Raccontare, o per lo meno tratteggiare il profilo di Pier Paolo Pasolini è assai complicato, nonostante, o proprio perchè, lo si considera a tutt'oggi uno dei più importanti artisti italiani del '900.
Il termine artista, e non quello di autore, poeta, o maestro, è usato a ragion veduta; Pier Paolo Pasolini è difficilmente catalogabile all'interno di una sola arte. Egli attraversa le arti che frequenta, senza mai esserne schiavo. Al contrario, e come tutti i grandi (qualcuno si scandalizzerà) vedi Leopardi, si è calato nella poesia, nella cronaca giornalistica o nella prosa, piuttosto che nel romanzo o nel cinema, servendosi del medium all'occorrenza più adatto per esprimere la propria poetica e declinare la propria idea filosofica, che nel suo caso specifico si esplicita nel pensiero politico.
Difficile raccontare Pasolini estraendo il personaggio, fatto di profonde contraddizioni, dal contesto storico in cui crebbe e poi si calò: una famiglia dell'alta borghesia caduta in disgrazia, raminga durante la sua infanzia tra le montagne del Friuli e l'Emilia, l'arrivo a Roma e la vita nelle borgate, la religione cattolica e l'ideologia marxista, un'omosessualità vissuta tra eros e accettazione di sè. Questo percorso deve passare attraverso una lente: all'interno della società in cui Pasolini visse, prendendo parte al dibattito che ne derivò, la concezione dell'uomo ed il ruolo che l'artista occupa diventano declinazione per capire la centralità culturale del messaggio politica.
L'aspetto più incredibile del messaggio pasoliniano riguarda l'attualità del suo pensiero. Sebbene sia difficile calarlo nell'attualità, e per quanto le sue parole, immortalate da celebri interviste paiono lontane, rimbombano ancora fragorose nella loro solennità. I suoi messaggi sono ancora oggi un modo per far riflettere, non adagiarsi ad un pensiero comodo, ma al contrario pretendere il beneficio del dubbio ed esigere uno spirito critico.

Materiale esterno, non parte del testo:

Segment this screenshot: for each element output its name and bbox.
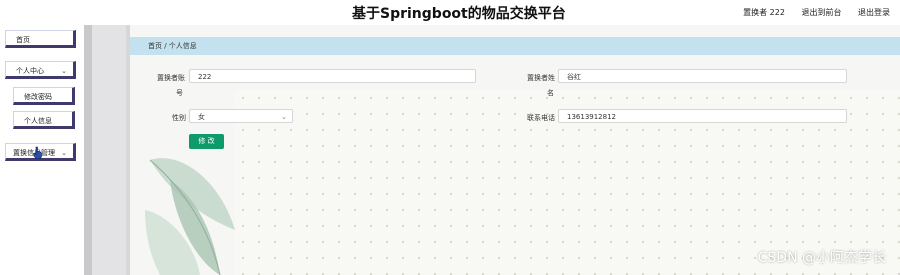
main-content: 首页 / 个人信息 置换者账 号 222 置换者姓 名 谷红 性别 女 ⌄ 联系… [130,25,900,275]
chevron-down-icon: ⌄ [281,113,287,121]
page-title: 基于Springboot的物品交换平台 [352,6,566,22]
top-header: 基于Springboot的物品交换平台 置换者 222 退出到前台 退出登录 [0,0,900,25]
gender-select[interactable]: 女 ⌄ [189,109,293,123]
logout-link[interactable]: 退出登录 [858,8,890,17]
breadcrumb-text: 首页 / 个人信息 [148,42,197,50]
name-label-wrap: 名 [547,89,554,97]
sidebar-scrollbar[interactable] [84,25,92,275]
chevron-down-icon: ⌄ [61,149,67,157]
sidebar-item-home[interactable]: 首页 [5,30,76,48]
sidebar-item-personal-info[interactable]: 个人信息 [13,111,75,129]
gender-label: 性别 [172,114,186,122]
watermark-text: CSDN @小阿杰学长 [757,250,886,266]
sidebar-item-label: 修改密码 [24,93,52,101]
sidebar-gutter [92,25,126,275]
sidebar-item-label: 个人信息 [24,117,52,125]
current-user: 置换者 222 [743,8,785,17]
account-input[interactable]: 222 [189,69,476,83]
sidebar-item-label: 首页 [16,36,30,44]
breadcrumb: 首页 / 个人信息 [130,37,900,55]
chevron-down-icon: ⌄ [61,67,67,75]
name-input[interactable]: 谷红 [558,69,847,83]
account-label: 置换者账 [157,74,185,82]
phone-label: 联系电话 [527,114,555,122]
account-label-wrap: 号 [176,89,183,97]
header-actions: 置换者 222 退出到前台 退出登录 [729,7,890,18]
sidebar-item-change-password[interactable]: 修改密码 [13,87,75,105]
leaf-decoration-icon [145,158,235,275]
sidebar-item-personal-center[interactable]: 个人中心 ⌄ [5,61,76,79]
submit-edit-button[interactable]: 修 改 [189,134,224,149]
hand-cursor-icon [33,146,42,159]
sidebar: 首页 个人中心 ⌄ 修改密码 个人信息 置换信息管理 ⌄ [0,25,84,275]
gender-value: 女 [198,113,205,121]
phone-input[interactable]: 13613912812 [558,109,847,123]
name-label: 置换者姓 [527,74,555,82]
back-to-front-link[interactable]: 退出到前台 [801,8,841,17]
sidebar-item-label: 个人中心 [16,67,44,75]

Dagli Scritti Corsari ai Comizi d'Amore, passando per le giovanili Poesie a Casarsa, le opere cinematografiche o quelle teatrali, l'opera di Pasolini è a dir poco organica e pare sottendere ad una forma di ortodossia dei suoi stessi princìpi. Pasolini è radicale, risolutivo, ma anche in questa visione ortodossa non può essere letto con sguardo dogmatico poiché da questo prenderà sempre le distanze. Per quanto Pasolini creda nei propri messaggi e nella loro forma d'espressione, ci invita a non abbandonarci ad un'interpretazione acritica della realtà, abbandonando i dogmi che usiamo come rassicurazioni. Intervistato da Jean-André Fieschi (Cahiers du Cinéma, 1966) dichiarò: “Appena in Italia c'è un arrabbiato, sente immediatamente il dovere di non essere arrabbiato, ma rivoluzionario. Ed essere rivoluzionari in questo momento in Italia significa assumere un'altra forma di moralismo. I comunisti rivoluzionari italiani in questo momento sono tutto sommato ancora dei borghesi o dei piccolo borghesi in doppiopetto che, anziché avere alle loro spalle a rassicurarli i dogmi del cattolicesimo o del conformismo borghese, hanno i dogmi dell'ideologia marxista...Per me l'arrabbiato ideale, il meraviglioso arrabbiato della tradizione storica è Socrate”.